The campaigns named Gopher Strike and Sheet Attack, attributed with medium confidence to Pakistan-linked threat actors possibly related to or parallel with APT36, represent sophisticated cyber espionage operations targeting Indian government entities. Gopher Strike initiates via phishing emails containing PDFs with blurred images and fake Adobe Acrobat Reader DC update prompts. When the victim clicks the fake update, an ISO image is downloaded only if the request originates from an Indian IP and a Windows user-agent, preventing automated detection. The ISO contains GOGITTER, a Golang-based downloader that creates VBScript files in multiple common directories to fetch commands every 30 seconds from two C2 servers. Persistence is maintained via scheduled tasks running the VBScript every 50 minutes. GOGITTER also checks for and downloads a ZIP archive from a private GitHub repository if absent, extracting and executing a lightweight Golang backdoor named GITSHELLPAD. This backdoor polls a GitHub-hosted command.txt file every 15 seconds, supporting commands to navigate directories, run commands, upload/download files, and capture command output, which it uploads back to GitHub before deleting the command file. Additional tools, including system information gatherers and GOSHELL—a Golang loader that delivers Cobalt Strike Beacon—are downloaded and executed selectively based on hostname. GOSHELL is obfuscated by inflating its size with junk bytes to evade antivirus detection. Sheet Attack uses legitimate cloud services such as Google Sheets, Firebase, and email for C2 communications, leveraging trusted platforms to blend malicious traffic with normal activity. The campaigns demonstrate advanced operational security, including geo-fencing, user-agent checks, and ephemeral tool usage to avoid detection and attribution. No known exploits in the wild have been reported yet, but the campaigns highlight evolving tradecraft and the use of public infrastructure for stealthy espionage.
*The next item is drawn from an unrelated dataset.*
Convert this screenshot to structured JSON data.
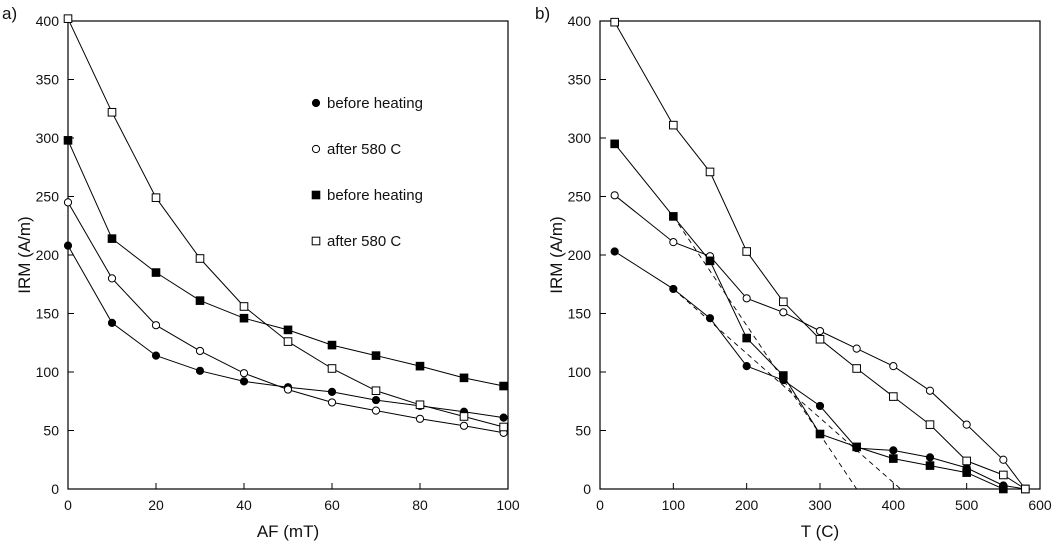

For European organizations, the direct impact is currently limited as the campaigns specifically target Indian government entities with geo-fencing to restrict payload delivery to Indian IP addresses. However, the use of legitimate cloud services and public repositories for C2 infrastructure demonstrates a trend that could be adopted against European targets in the future. European entities with strategic, diplomatic, or economic ties to India or South Asia could become indirect targets or collateral victims. The sophisticated evasion techniques and use of multi-stage payloads complicate detection and response, increasing the risk of prolonged undetected intrusions if adapted against European networks. Additionally, organizations using Adobe Acrobat Reader DC and Windows environments are potentially vulnerable to similar phishing and social engineering tactics. The campaigns underscore the need for vigilance against supply chain and cloud service abuse, which can impact confidentiality, integrity, and availability of sensitive data. Espionage campaigns of this nature can lead to data exfiltration, intellectual property theft, and disruption of governmental or critical infrastructure operations.

European organizations should implement targeted phishing awareness training emphasizing the risks of fake software updates and social engineering. Deploy advanced email filtering and sandboxing solutions capable of detecting malicious PDFs and ISO attachments, especially those employing geo-IP and user-agent checks. Monitor and restrict the use of scripting languages such as VBScript and scheduled tasks, applying application control policies to prevent unauthorized script execution. Implement network monitoring for unusual outbound connections to cloud services like Google Sheets, Firebase, and GitHub, including anomaly detection for frequent polling or data uploads/downloads. Enforce strict endpoint detection and response (EDR) solutions capable of identifying Golang-based malware and large, obfuscated executables. Regularly audit and restrict access to private GitHub repositories and monitor for suspicious repository activity. Employ threat intelligence sharing to stay informed about emerging tradecraft and indicators of compromise related to these campaigns. Finally, conduct regular vulnerability assessments and penetration testing focusing on social engineering and supply chain attack vectors.